Department of Obstetrics and Gynecology, Brigham and Women's Hospital, Boston, MA, USA.
Jackson Laboratory for Genomic Medicine, Farmington, CT, USA.
Prenat Diagn. 2018 May;38(6):445-458. doi: 10.1002/pd.5260.
Maternal plasma cell-free DNA (cfDNA) analysis is a powerful screening tool for Down syndrome. In a pilot series, we examined biologic causes of discordance between the cfDNA test results and the fetal karyotype. We also explored the feasibility of obtaining trio biospecimens by using parental engagement.

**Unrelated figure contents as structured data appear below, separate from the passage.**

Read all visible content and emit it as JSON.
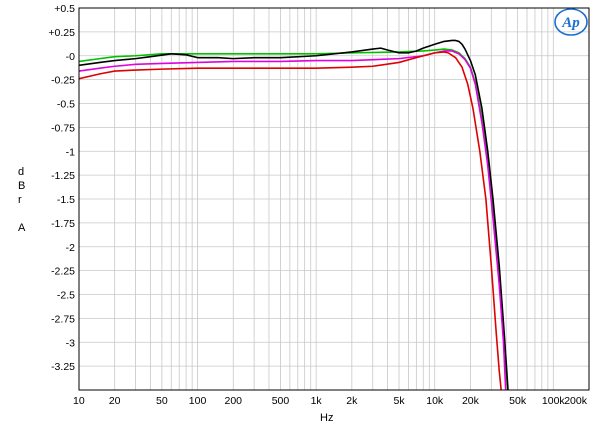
{
  "chart_data": {
    "type": "line",
    "title": "",
    "xlabel": "Hz",
    "ylabel_letters": [
      "d",
      "B",
      "r",
      "",
      "A"
    ],
    "xscale": "log",
    "xlim": [
      10,
      200000
    ],
    "ylim": [
      -3.5,
      0.5
    ],
    "grid": true,
    "legend": "none",
    "logo": "Ap",
    "x_ticks": [
      10,
      20,
      50,
      100,
      200,
      500,
      1000,
      2000,
      5000,
      10000,
      20000,
      50000,
      100000,
      200000
    ],
    "x_tick_labels": [
      "10",
      "20",
      "50",
      "100",
      "200",
      "500",
      "1k",
      "2k",
      "5k",
      "10k",
      "20k",
      "50k",
      "100k",
      "200k"
    ],
    "y_ticks": [
      0.5,
      0.25,
      0,
      -0.25,
      -0.5,
      -0.75,
      -1,
      -1.25,
      -1.5,
      -1.75,
      -2,
      -2.25,
      -2.5,
      -2.75,
      -3,
      -3.25
    ],
    "y_tick_labels": [
      "+0.5",
      "+0.25",
      "-0",
      "-0.25",
      "-0.5",
      "-0.75",
      "-1",
      "-1.25",
      "-1.5",
      "-1.75",
      "-2",
      "-2.25",
      "-2.5",
      "-2.75",
      "-3",
      "-3.25"
    ],
    "series": [
      {
        "color": "#00c000",
        "x": [
          10,
          15,
          20,
          30,
          50,
          100,
          200,
          500,
          1000,
          2000,
          5000,
          8000,
          10000,
          12000,
          14000,
          16000,
          18000,
          20000,
          22000,
          25000,
          28000,
          31000,
          35000,
          38000,
          40000,
          42000
        ],
        "y": [
          -0.06,
          -0.03,
          -0.01,
          0.0,
          0.02,
          0.02,
          0.02,
          0.02,
          0.02,
          0.03,
          0.04,
          0.05,
          0.06,
          0.07,
          0.06,
          0.03,
          -0.03,
          -0.12,
          -0.28,
          -0.65,
          -1.1,
          -1.6,
          -2.3,
          -2.9,
          -3.3,
          -3.6
        ]
      },
      {
        "color": "#000000",
        "x": [
          10,
          15,
          20,
          30,
          40,
          60,
          80,
          100,
          150,
          200,
          300,
          500,
          1000,
          2000,
          3000,
          3500,
          4000,
          5000,
          6000,
          7000,
          8000,
          10000,
          12000,
          14000,
          15000,
          16000,
          17000,
          18000,
          20000,
          22000,
          25000,
          28000,
          31000,
          35000,
          38000,
          40000,
          42000
        ],
        "y": [
          -0.1,
          -0.07,
          -0.05,
          -0.03,
          -0.01,
          0.02,
          0.01,
          -0.02,
          -0.02,
          -0.03,
          -0.02,
          -0.02,
          0.0,
          0.04,
          0.07,
          0.08,
          0.06,
          0.03,
          0.03,
          0.05,
          0.08,
          0.12,
          0.15,
          0.16,
          0.16,
          0.15,
          0.12,
          0.07,
          -0.05,
          -0.2,
          -0.55,
          -1.0,
          -1.5,
          -2.2,
          -2.8,
          -3.2,
          -3.6
        ]
      },
      {
        "color": "#e000e0",
        "x": [
          10,
          15,
          20,
          30,
          50,
          100,
          200,
          500,
          1000,
          2000,
          5000,
          8000,
          10000,
          12000,
          14000,
          16000,
          18000,
          20000,
          22000,
          25000,
          28000,
          31000,
          35000,
          38000,
          40000
        ],
        "y": [
          -0.16,
          -0.13,
          -0.11,
          -0.09,
          -0.08,
          -0.07,
          -0.06,
          -0.06,
          -0.05,
          -0.05,
          -0.03,
          0.0,
          0.03,
          0.05,
          0.05,
          0.02,
          -0.04,
          -0.13,
          -0.3,
          -0.7,
          -1.15,
          -1.7,
          -2.4,
          -3.0,
          -3.6
        ]
      },
      {
        "color": "#e00000",
        "x": [
          10,
          15,
          20,
          30,
          50,
          100,
          200,
          500,
          1000,
          2000,
          3000,
          5000,
          7000,
          10000,
          12000,
          13000,
          15000,
          17000,
          19000,
          21000,
          24000,
          27000,
          30000,
          33000,
          35000,
          37000
        ],
        "y": [
          -0.24,
          -0.19,
          -0.16,
          -0.15,
          -0.14,
          -0.13,
          -0.13,
          -0.13,
          -0.13,
          -0.12,
          -0.11,
          -0.07,
          -0.02,
          0.03,
          0.04,
          0.03,
          -0.02,
          -0.12,
          -0.3,
          -0.55,
          -1.0,
          -1.5,
          -2.2,
          -2.9,
          -3.3,
          -3.6
        ]
      }
    ]
  }
}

A convenience sample of women with discordant cfDNA results were recruited by their care providers. We provided shipping materials and instructions for biospecimen collection. Maternal, newborn, and placental samples were examined with droplet digital PCR.
Thirteen of 15 women successfully had biospecimens obtained remotely. High-quality DNA was extracted in 12 of 13 women. Presumed biologic etiologies for discordance were identified in 7 of 12 women: 3 cases from additional clinical review (male renal transplant, vanishing twin, and colon cancer) and 4 cases from additional laboratory investigation using droplet digital PCR (3 with confined placental mosaicism and 1 with true fetal mosaicism).
Understanding the biology behind cfDNA-fetal karyotype discordancy is useful for follow-up clinical care. Our study suggests that most cases could be resolved by using a trio biospecimen protocol and parental involvement. To improve accuracy, additional sequencing of biospecimens will be required.
母体血浆游离 DNA(cfDNA)分析是唐氏综合征的一种强大筛查工具。在一项试点研究中,我们研究了 cfDNA 检测结果与胎儿核型不一致的生物学原因。我们还探讨了通过父母参与获得三标本的可行性。
通过其护理提供者招募 cfDNA 结果不一致的女性进行便利抽样。我们提供了运输材料和生物标本采集说明。使用液滴数字 PCR 对母体、新生儿和胎盘样本进行了检查。
15 名女性中有 13 名成功远程获得了生物标本。13 名女性中有 12 名成功提取了高质量的 DNA。在 12 名女性中有 7 名确定了不一致的推定生物学病因:3 例来自额外的临床审查(男性肾移植、双胎消失和结肠癌),4 例来自使用液滴数字 PCR 的额外实验室调查(3 例为胎盘局限性嵌合体,1 例为真正的胎儿嵌合体)。
了解 cfDNA-胎儿核型不一致的生物学基础对于后续临床护理很有用。我们的研究表明,大多数病例可以通过使用三标本方案和父母参与来解决。为了提高准确性,需要对生物标本进行额外的测序。